Épaulée par Nellee Hooper (Massive Attack et Sinéad O'Connor), Graham Massey (808 State) ou encore la harpiste Corky Hale, Björk, qui a entretemps quitté l’Islande pour s’installer à Londres, n’est pas vraiment seule sur « Debut ». Elle en profite malgré tout pour faire le vide autour d’elle, pour donner vie à des morceaux qui trainent dans ses tiroirs depuis la fin des années 1980 (Human Behaviour, par exemple) et pour plonger l’auditeur dans les douceurs de son intimité.
Journal intime. Venus as a Boy, l'un des chef-d'œuvres incontestables de ce premier album, en est d'ailleurs un parfait exemple. Sur ce single, le deuxième tiré de « Debut », Björk parle ouvertement de sa relation avec son copain de l'époque, Dominic Thrupp, qu'elle décrit comme « sensible, sexy et sensuel ». Mais « Debut » ne serait qu’un long journal intime impudique s’il n’était pas parfaitement mis en son, constamment en opposition avec les codes du Rock du début des années 1990, auxquels l’Islandaise préfère visiblement une instrumentation foncièrement techno, souvent jazzy également, mais toujours au service de cette voix à la fois fragile et puissante, venue d’un autre temps.
Boite à malice. Aussi expérimental et visionnaire soit-il, « Debut », avec ses trois millions d’exemplaires écoulés à travers le monde, reste encore aujourd'hui le plus grand succès de Björk, celui qui lui a permis de s’abandonner à quelques confessions intimes, d’oser des croisements entre des genres à priori incompatibles (comme de mélanger un saxophone aux velléités dance et des sonorités asiatiques) et d’obtenir une de ses premières images iconiques grâce à Jean-Baptiste Mondino, à l'origine de la pochette et du clip de Violently Happy.
Dans une interview datée de 2001, le photographe français définissait d'ailleurs à la perfection ce que représentent encore aujourd'hui Björk et son premier album : « Ce qui est étonnant avec Björk, c’est qu’elle arrive toujours comme un personnage, elle débarque toujours comme dans un conte.

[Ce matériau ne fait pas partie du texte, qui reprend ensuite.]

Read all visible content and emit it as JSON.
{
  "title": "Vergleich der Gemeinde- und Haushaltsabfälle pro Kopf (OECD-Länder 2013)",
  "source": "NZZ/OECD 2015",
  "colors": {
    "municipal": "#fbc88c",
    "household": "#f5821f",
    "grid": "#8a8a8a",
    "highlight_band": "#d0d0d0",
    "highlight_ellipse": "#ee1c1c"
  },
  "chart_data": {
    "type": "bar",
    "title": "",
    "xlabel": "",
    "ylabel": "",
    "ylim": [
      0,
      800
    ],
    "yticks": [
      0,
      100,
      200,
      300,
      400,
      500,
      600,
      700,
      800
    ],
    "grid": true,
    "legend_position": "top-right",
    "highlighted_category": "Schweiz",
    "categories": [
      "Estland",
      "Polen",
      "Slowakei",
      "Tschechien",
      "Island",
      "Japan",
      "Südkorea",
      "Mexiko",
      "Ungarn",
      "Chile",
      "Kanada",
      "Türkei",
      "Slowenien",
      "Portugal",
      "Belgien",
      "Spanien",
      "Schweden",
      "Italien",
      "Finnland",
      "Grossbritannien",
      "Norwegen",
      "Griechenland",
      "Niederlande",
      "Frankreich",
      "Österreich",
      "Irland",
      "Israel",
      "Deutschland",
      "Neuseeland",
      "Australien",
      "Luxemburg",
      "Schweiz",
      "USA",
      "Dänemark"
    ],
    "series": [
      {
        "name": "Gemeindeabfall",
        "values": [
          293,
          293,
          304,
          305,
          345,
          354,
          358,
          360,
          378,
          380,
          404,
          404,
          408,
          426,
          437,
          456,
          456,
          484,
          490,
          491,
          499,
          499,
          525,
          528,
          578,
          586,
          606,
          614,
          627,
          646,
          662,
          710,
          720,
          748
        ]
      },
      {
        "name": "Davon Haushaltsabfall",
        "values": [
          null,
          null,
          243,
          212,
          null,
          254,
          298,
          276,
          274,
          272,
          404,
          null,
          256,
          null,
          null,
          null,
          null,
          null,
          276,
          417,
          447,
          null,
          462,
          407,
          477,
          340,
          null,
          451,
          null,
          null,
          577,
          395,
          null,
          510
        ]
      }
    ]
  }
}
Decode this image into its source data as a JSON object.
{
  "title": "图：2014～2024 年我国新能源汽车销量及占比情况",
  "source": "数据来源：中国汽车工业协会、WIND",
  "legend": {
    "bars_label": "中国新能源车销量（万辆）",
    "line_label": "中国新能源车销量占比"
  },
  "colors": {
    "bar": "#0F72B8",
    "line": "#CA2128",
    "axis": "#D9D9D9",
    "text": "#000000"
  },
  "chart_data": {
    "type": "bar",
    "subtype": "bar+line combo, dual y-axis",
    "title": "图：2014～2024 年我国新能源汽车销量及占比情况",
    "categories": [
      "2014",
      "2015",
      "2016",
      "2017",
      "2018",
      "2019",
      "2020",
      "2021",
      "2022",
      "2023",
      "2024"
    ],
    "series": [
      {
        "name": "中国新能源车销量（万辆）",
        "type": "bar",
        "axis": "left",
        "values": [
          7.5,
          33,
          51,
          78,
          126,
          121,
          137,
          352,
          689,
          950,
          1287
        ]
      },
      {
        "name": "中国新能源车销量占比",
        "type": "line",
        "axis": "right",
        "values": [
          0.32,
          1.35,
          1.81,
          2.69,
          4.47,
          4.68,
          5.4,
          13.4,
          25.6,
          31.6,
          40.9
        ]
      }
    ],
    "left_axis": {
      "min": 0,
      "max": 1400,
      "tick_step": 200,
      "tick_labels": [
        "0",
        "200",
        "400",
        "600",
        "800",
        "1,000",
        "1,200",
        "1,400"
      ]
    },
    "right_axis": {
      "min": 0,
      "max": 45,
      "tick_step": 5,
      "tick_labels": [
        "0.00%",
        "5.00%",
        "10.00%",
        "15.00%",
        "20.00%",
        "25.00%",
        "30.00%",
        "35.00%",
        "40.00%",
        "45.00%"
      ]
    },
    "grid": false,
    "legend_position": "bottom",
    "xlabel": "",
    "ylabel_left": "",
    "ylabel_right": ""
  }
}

Elle arrive avec sa petite valise à roulettes, avec des choses entassées dedans, un peu chiffonnées, et c’est toujours merveilleux : c’est une boîte à malice. » « Debut » est exactement ça, un objet un peu féérique d'où surgissent les visions les plus folles et les plus schizophrènes d'une artiste aussi étrange que charmeuse.